O Windows 8 teve vários problemas em seu lançamento, mas um dos mais graves foi que ousou interromper dezessete anos de memória muscular. Cada versão do Windows transmitia o conhecimento necessário para usar sua sucessora, o que se manteve mais ou menos intacto até o Windows 7. Mas o Windows 8 quebrou tudo, a Microsoft aprendeu a lição da pior maneira e teve que fazer muitos ajustes no Windows 10. Hoje podemos dizer que o Windows 10 oferece uma experiência de uso relativamente estável. E as outras plataformas começaram a receber os primeiros benefícios. Uma boa parte da responsabilidade recai sobre os ombros do OneCore, no entanto, ainda há trabalho pela frente. O Windows precisa ser ainda mais vertical, se assim podemos chamar.
É aí que entra a Andromeda. Basicamente, o desejo da Microsoft é que um usuário trabalhe no Windows 10 no desktop e depois passe para um smartphone, um tablet, o capacete HoloLens ou o Xbox One, sem que a experiência mude ou se deteriore. De certo ponto de vista, a Andromeda seria a fachada do OneCore, uma tecnologia que transformará a clássica interface estática do Windows em algo dinâmico, com a capacidade de adaptar facilmente a cada formato, levando em consideração parâmetros avançados como o tamanho da tela e sua proporção. A chave para isso é uma espécie de shell adaptado que leva o nome de Composable Shell, ou CSHELL.
É claro, os usuários devem ter muita paciência.
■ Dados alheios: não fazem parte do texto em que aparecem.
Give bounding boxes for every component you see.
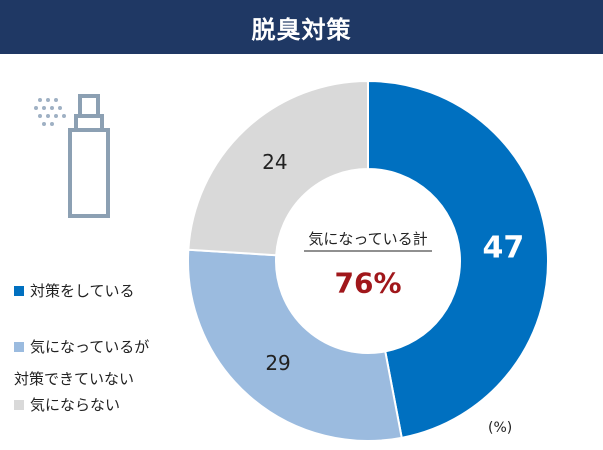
donut-slice-2	[187, 79, 369, 257]
unit-label: (%)	[488, 420, 513, 436]
legend-swatch	[14, 342, 24, 352]
legend-swatch	[14, 286, 24, 296]
legend-label: 気にならない	[30, 396, 121, 414]
legend-label-multi: 気になっているが 対策できていない	[14, 336, 150, 390]
chart-title: 脱臭対策	[251, 15, 352, 44]
data-label-1: 29	[265, 351, 290, 375]
spray-bottle-icon	[28, 92, 118, 222]
data-label-2: 24	[262, 150, 287, 174]
legend-label-line: 対策できていない	[14, 370, 135, 388]
legend-label-line: 気になっているが	[30, 338, 150, 356]
legend-item-kininaranai: 気にならない	[14, 394, 120, 416]
legend-swatch	[14, 400, 24, 410]
center-value: 76%	[334, 267, 401, 300]
data-label-0: 47	[483, 231, 525, 266]
chart-title-bar: 脱臭対策	[0, 0, 603, 54]
donut-slice-1	[187, 248, 403, 442]
center-label: 気になっている計	[308, 230, 427, 248]
legend-item-taisaku: 対策をしている	[14, 280, 135, 302]
donut-slice-0	[367, 79, 549, 439]
legend-item-kininatteiru: 気になっているが 対策できていない	[14, 336, 149, 390]
legend-label: 対策をしている	[30, 282, 135, 300]
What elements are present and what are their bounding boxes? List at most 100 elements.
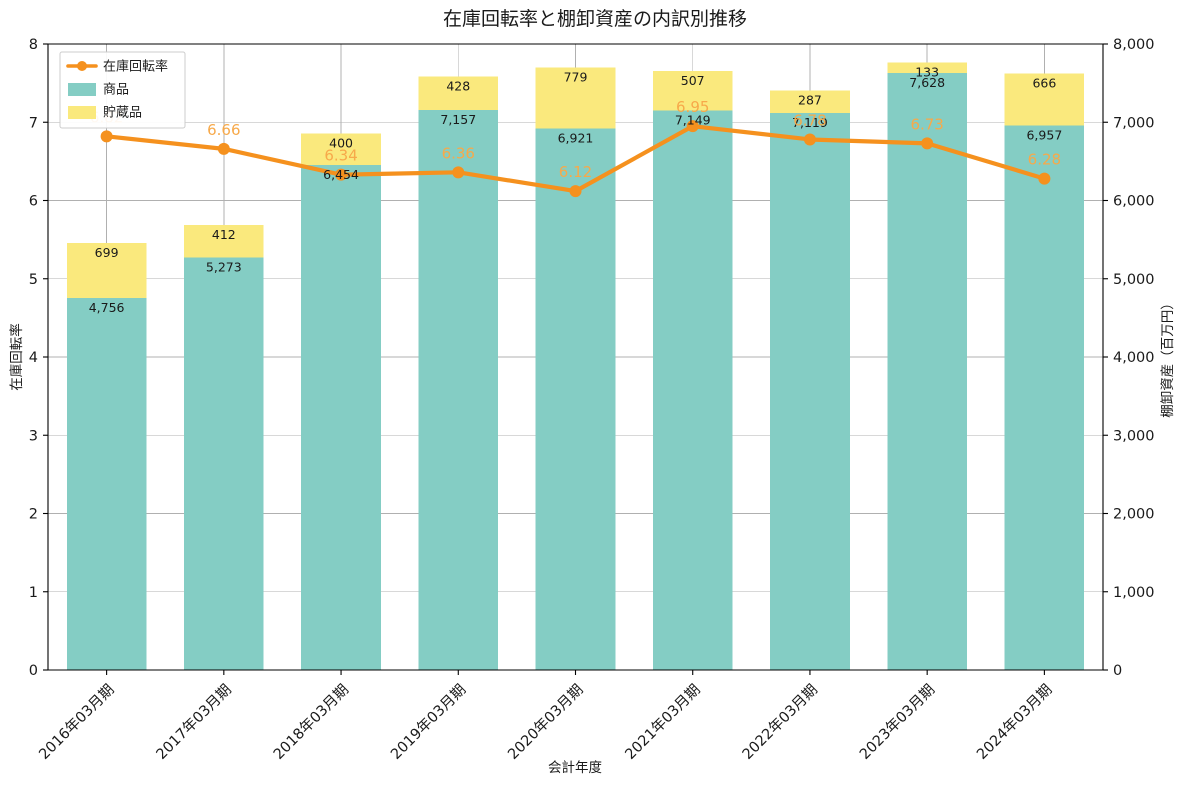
legend-item-turnover[interactable]: 在庫回転率	[66, 59, 168, 75]
turnover-value-label: 6.66	[207, 121, 240, 139]
legend-item-merchandise[interactable]: 商品	[68, 83, 129, 98]
right-axis-ticks: 0 1,000 2,000 3,000 4,000 5,000 6,000 7,000 8,00…	[1103, 37, 1155, 679]
bar-label-merchandise: 7,149	[675, 113, 711, 128]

Andromeda e CSHELL serão de grande valor para aqueles que ainda permanecem no Windows 10 Mobile e aproveitam recursos como o Continuum, mas ambos são apenas um blip no radar. A Microsoft primeiro deve entregar o Creators Update no Windows 10, esperar que nada exploda e chegar inteira ao próximo dia 10 de maio, quando começa sua conferência Build.